Some facilities track butterfly usage rates as a quality metric. Consistently high rates in a given phlebotomist's draw data may prompt a review of technique or patient assessment skills, since overuse of butterflies on patients with good antecubital access suggests skipping the primary assessment step.
Practice Questions
1. A phlebotomist is about to draw a PT/INR and a CBC using a butterfly needle. In what order should the tubes be collected?
- A. Light blue, then lavender
- B. Discard tube (red top), then light blue, then lavender
- C. Lavender, then light blue
- D. Light blue, then discard tube, then lavender
Correct: B. When using a butterfly needle, a discard tube is drawn before the light blue citrate tube to clear the dead space air from the tubing. The citrate tube is then drawn in its normal order-of-draw position before the lavender EDTA tube.
2. Which gauge butterfly needle is most appropriate for a pediatric draw from a small hand vein?
- A. 18 gauge
- B. 20 gauge
- C. 23 gauge
- D. 16 gauge
Correct: C. A 23-gauge butterfly is the standard choice for pediatric patients and small or fragile veins. Larger gauges (lower numbers) have wider lumens that are inappropriate for small pediatric veins and increase the risk of hematoma.
3. Why does using a butterfly needle before a light blue top tube require a discard tube?

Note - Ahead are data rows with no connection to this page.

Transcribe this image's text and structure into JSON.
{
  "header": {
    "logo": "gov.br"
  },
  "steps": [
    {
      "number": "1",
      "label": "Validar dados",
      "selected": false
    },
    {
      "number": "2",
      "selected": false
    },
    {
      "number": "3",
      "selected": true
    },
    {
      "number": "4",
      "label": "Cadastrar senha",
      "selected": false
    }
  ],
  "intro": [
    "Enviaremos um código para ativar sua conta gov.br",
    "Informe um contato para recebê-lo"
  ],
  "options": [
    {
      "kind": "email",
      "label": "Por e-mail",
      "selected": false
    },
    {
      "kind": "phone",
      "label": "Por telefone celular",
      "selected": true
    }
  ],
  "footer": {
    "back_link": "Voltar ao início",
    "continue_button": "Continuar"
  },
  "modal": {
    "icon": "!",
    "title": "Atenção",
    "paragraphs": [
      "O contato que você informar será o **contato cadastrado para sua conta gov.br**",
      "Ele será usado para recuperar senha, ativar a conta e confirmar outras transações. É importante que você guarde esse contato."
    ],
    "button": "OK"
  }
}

- A. To prevent hemolysis from the first tube entering the needle
- B. To satisfy the order of draw requirement for yellow-top tubes
- C. To purge air from the tubing so the citrate tube fills with blood only and maintains the correct blood-to-anticoagulant ratio
- D. To test vein patency before collecting the specimen
Correct: C. The dead space in the butterfly tubing holds air. Without a discard tube, air enters the citrate tube first, underfilling it and disrupting the 9:1 blood-to-citrate ratio. This causes falsely prolonged PT, PTT, and INR results.
4. At what angle should a butterfly needle typically be inserted into a hand vein?
- A. 10 to 15 degrees
- B. 20 to 30 degrees
- C. 35 to 45 degrees
- D. 45 to 60 degrees
Correct: A. Hand veins are superficial. A 10 to 15 degree insertion angle is appropriate to avoid going through the vein. The steeper angles used for antecubital veins (15 to 30 degrees) are too deep for most hand vein draws.